US pushing transatlantic trade deal for its multinationals: Greenpeace
02 May 2016
The US wants Europe to scrap environmental legislation in the transatlantic trade talks and allow corporate lobbying to take precedence in decision-making, German media reported citing leaked negotiating documents.
"These leaked documents confirm what we have been saying for a long time, TTIP [Transatlantic Trade and Investment Partnership] would put corporations at the centre of policy-making, to the detriment of environment and public health."
The environmental group has identified this as the main concern, saying it would undermine a 70-year-old rule, which allows countries to restrict trade "to protect human, animal and plant life or health", or for "the conservation of exhaustible natural resources."
Washington is coaxing the European Union to open its vast market for environmentally risky US farm produce by threatening to block the US market for European car exports, thereby jeopardising a transatlantic free trade deal, German media quoted Greenpeace sources as saying.

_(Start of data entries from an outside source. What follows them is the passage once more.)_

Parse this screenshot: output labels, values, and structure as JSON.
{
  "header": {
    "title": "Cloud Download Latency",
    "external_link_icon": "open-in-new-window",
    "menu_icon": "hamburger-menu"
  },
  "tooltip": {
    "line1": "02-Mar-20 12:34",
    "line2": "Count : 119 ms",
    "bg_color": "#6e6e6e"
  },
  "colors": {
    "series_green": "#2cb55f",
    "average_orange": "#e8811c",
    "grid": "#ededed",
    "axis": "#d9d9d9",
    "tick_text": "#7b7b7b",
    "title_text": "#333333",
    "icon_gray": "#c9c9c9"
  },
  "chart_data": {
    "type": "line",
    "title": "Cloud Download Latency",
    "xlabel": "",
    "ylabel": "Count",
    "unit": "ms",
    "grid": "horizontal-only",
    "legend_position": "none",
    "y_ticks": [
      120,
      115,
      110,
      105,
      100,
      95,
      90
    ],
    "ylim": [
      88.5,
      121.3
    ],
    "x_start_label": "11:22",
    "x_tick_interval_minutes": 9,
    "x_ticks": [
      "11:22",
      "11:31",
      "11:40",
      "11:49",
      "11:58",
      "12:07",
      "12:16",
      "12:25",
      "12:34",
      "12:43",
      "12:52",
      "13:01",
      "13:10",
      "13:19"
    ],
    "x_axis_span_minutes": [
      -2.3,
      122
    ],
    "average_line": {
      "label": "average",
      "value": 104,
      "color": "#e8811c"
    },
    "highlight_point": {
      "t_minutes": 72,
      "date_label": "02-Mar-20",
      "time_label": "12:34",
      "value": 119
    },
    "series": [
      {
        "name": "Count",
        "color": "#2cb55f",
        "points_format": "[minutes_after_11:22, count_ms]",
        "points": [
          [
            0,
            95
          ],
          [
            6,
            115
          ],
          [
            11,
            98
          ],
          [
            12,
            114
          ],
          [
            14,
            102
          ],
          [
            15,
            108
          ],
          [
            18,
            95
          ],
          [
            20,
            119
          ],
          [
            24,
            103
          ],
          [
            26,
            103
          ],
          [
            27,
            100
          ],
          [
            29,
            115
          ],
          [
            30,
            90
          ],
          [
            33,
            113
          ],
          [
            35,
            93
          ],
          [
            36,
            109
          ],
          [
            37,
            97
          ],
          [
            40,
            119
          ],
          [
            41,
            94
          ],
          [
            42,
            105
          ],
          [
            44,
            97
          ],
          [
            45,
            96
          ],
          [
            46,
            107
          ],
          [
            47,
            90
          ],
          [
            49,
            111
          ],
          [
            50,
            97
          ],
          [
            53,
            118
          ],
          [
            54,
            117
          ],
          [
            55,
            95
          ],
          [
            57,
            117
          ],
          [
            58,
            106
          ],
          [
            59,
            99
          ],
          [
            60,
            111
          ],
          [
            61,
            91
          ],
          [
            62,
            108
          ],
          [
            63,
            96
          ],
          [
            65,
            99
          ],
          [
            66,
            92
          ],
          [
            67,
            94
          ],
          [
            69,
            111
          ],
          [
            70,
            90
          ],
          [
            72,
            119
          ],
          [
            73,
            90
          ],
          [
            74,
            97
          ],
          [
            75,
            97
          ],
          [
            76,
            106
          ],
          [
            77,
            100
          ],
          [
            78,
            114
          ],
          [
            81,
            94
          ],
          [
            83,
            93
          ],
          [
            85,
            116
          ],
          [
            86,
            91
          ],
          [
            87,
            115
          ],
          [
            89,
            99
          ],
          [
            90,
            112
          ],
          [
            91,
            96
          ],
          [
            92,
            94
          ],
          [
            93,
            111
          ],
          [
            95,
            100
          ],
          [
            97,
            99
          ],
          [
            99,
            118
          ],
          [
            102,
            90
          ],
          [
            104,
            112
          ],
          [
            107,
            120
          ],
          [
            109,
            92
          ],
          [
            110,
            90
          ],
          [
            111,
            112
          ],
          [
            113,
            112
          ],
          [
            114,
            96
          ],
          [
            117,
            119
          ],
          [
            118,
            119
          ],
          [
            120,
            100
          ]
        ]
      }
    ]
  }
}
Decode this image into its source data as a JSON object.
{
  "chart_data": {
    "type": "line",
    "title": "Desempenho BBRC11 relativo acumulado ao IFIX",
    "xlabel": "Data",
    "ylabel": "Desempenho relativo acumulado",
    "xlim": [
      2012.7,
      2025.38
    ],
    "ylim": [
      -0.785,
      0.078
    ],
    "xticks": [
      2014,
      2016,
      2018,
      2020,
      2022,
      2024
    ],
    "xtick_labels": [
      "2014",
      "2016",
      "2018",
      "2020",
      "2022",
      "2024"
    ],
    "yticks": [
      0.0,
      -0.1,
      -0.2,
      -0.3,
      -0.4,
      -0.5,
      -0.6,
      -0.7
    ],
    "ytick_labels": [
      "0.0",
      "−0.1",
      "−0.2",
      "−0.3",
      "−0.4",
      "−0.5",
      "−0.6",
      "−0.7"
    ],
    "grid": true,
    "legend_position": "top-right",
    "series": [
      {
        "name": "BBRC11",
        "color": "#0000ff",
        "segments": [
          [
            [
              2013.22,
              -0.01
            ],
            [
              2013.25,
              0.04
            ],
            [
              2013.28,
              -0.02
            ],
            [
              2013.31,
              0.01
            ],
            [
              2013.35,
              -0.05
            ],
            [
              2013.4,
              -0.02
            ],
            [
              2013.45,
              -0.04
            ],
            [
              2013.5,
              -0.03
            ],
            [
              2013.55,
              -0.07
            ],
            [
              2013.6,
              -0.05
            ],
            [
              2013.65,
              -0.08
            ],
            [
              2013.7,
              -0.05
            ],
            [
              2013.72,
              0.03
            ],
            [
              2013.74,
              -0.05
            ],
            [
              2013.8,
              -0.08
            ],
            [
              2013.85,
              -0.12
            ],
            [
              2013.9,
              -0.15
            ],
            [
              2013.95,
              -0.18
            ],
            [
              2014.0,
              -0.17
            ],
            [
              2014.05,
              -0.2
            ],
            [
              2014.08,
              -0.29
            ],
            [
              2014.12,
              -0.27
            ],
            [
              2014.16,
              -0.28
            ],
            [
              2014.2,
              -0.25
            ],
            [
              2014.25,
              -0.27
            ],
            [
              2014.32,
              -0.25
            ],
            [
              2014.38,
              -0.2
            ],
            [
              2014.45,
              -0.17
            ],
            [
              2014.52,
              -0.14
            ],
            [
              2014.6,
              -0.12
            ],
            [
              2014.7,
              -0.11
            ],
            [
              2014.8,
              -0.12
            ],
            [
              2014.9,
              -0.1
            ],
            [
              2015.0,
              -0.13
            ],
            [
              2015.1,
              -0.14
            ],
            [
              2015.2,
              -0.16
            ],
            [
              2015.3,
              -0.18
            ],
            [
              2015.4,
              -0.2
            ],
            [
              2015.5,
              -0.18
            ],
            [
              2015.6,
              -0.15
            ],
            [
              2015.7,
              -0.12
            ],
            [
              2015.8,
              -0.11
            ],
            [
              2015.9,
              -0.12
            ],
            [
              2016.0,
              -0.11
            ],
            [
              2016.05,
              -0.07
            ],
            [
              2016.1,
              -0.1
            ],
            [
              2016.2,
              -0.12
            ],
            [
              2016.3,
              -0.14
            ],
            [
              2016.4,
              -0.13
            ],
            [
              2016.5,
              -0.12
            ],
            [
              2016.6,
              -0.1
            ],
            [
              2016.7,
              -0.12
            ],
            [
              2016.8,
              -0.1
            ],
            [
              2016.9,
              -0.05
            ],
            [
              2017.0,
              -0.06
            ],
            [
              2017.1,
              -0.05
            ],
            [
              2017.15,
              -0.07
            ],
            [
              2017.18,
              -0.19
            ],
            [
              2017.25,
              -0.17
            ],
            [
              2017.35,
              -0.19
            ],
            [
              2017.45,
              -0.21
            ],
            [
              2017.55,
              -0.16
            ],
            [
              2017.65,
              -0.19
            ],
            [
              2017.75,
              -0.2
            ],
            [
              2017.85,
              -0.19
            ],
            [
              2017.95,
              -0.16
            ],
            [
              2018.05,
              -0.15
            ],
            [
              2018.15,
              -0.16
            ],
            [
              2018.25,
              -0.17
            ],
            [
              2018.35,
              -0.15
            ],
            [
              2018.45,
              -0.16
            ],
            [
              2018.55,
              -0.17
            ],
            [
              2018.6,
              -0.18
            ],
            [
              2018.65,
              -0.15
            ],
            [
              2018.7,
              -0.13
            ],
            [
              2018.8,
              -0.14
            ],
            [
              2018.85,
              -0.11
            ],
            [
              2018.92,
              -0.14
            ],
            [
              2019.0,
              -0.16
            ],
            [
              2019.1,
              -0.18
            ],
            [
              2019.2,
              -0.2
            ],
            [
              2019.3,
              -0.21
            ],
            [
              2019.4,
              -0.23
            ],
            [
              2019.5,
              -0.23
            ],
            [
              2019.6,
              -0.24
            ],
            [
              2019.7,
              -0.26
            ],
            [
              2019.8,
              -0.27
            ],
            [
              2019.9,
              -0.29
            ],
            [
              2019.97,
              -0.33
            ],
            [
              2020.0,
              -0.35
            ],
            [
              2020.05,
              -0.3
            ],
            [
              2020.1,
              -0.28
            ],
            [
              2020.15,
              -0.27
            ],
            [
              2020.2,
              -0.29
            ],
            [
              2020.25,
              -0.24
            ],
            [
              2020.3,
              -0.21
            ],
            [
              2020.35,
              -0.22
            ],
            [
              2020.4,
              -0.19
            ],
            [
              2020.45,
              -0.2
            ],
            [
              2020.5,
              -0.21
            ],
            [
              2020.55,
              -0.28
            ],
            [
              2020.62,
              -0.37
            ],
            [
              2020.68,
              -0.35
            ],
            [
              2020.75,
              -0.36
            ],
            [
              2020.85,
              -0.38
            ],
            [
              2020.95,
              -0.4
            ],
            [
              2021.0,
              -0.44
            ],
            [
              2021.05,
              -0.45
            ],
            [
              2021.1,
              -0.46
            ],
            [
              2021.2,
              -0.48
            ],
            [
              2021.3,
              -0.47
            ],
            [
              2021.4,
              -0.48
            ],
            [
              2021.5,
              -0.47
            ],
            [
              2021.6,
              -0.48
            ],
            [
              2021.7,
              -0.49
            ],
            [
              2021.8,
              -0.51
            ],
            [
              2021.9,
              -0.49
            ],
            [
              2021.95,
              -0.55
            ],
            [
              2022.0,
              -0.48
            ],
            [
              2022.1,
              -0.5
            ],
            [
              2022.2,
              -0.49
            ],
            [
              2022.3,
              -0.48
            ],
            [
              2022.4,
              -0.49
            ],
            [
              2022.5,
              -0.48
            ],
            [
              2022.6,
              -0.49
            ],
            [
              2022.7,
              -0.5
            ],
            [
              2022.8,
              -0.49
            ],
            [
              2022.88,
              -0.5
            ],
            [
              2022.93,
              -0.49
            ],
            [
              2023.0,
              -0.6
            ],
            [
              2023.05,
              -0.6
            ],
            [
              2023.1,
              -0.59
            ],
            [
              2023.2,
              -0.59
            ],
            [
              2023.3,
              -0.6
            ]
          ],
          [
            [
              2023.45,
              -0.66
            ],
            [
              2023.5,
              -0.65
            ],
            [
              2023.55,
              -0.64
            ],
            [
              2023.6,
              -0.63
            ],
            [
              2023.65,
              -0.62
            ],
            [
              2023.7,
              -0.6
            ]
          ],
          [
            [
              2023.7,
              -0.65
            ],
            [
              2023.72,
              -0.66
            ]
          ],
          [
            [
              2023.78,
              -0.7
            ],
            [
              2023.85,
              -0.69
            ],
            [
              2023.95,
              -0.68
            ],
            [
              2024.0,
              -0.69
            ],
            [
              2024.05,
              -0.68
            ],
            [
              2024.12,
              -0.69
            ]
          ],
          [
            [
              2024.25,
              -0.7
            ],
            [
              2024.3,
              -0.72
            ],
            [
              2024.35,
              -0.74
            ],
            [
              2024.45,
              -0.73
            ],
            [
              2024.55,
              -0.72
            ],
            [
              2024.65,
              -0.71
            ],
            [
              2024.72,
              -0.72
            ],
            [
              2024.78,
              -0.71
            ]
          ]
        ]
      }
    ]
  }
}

The German media also said the documents disclosed by Greenpeace showed that the US was blocking an EU demand that arbitration of corporate disputes must be handled by public institutions as Washington wants them not to be made public.
The head of Germany's consumer advisory bureaus Klaus Müller told German newspaper Süddeutsche Zeitung that the texts confirmed "pretty much all of our fears in terms of what the US-Americans want to achieve on the food produce market through TTIP."
Greenpeace trade expert Jürgen Knirsch said what had so far trickled out of the talks had "sounded like a nightmare."
"Now we know that this could very much become reality," said Knirsch.
Germany, which is already reeling under an ongoing US probe into Volkswagen's cheating on emission norms, could be the biggest loser if US blocks auto exports from European Union.
German media, including the Süddeutsche Zeitung newspaper and two German public television channels, say 240 pages of text from secret transatlantic free trade talks obtained by Greenpeace show that the US is pressuring the EU.
Greenpeace is expected to publish the material related to the extremely secret US-EU negotiations on the proposed Transatlantic Trade and Investment Partnership (TTIP) during the past three years, later today.
Most Germans are opposed to the TTIP and the US is not happy with the huge economic surplus that Germany and China gain at its expense.
In fact, thousands of anti-TTIP activists demonstrated on the eve of US President Barack Obama's visit to a major Hanover trade exhibition last week.
The reports say by citing consumer safety to block auto exports from the EU, Washington wants EU to relax its consumer safety norms for US food products.
German news agency DPA said persons close to the talks had confirmed the authenticity of the documents.
Washington wanted the EU to replace its precautionary consumer safety principle with the liberal US approach of permitting foodstuffs until risks are proven, said the media outlets, including the ARD network's channels NDR and WDR.
The EU rules mandate that goods must first be certified as safe before importing them into its markets, which is likely to constrain imports of American gene-manipulated and hormone-treated produce.
Visiting Hanover last week, US President Barack Obama together with German Chancellor Angela Merkel called for urgency at the TTIP negotiations.
Obama also wants the talks to be concluded in 2017, beyond the next US presidential election due in November this year.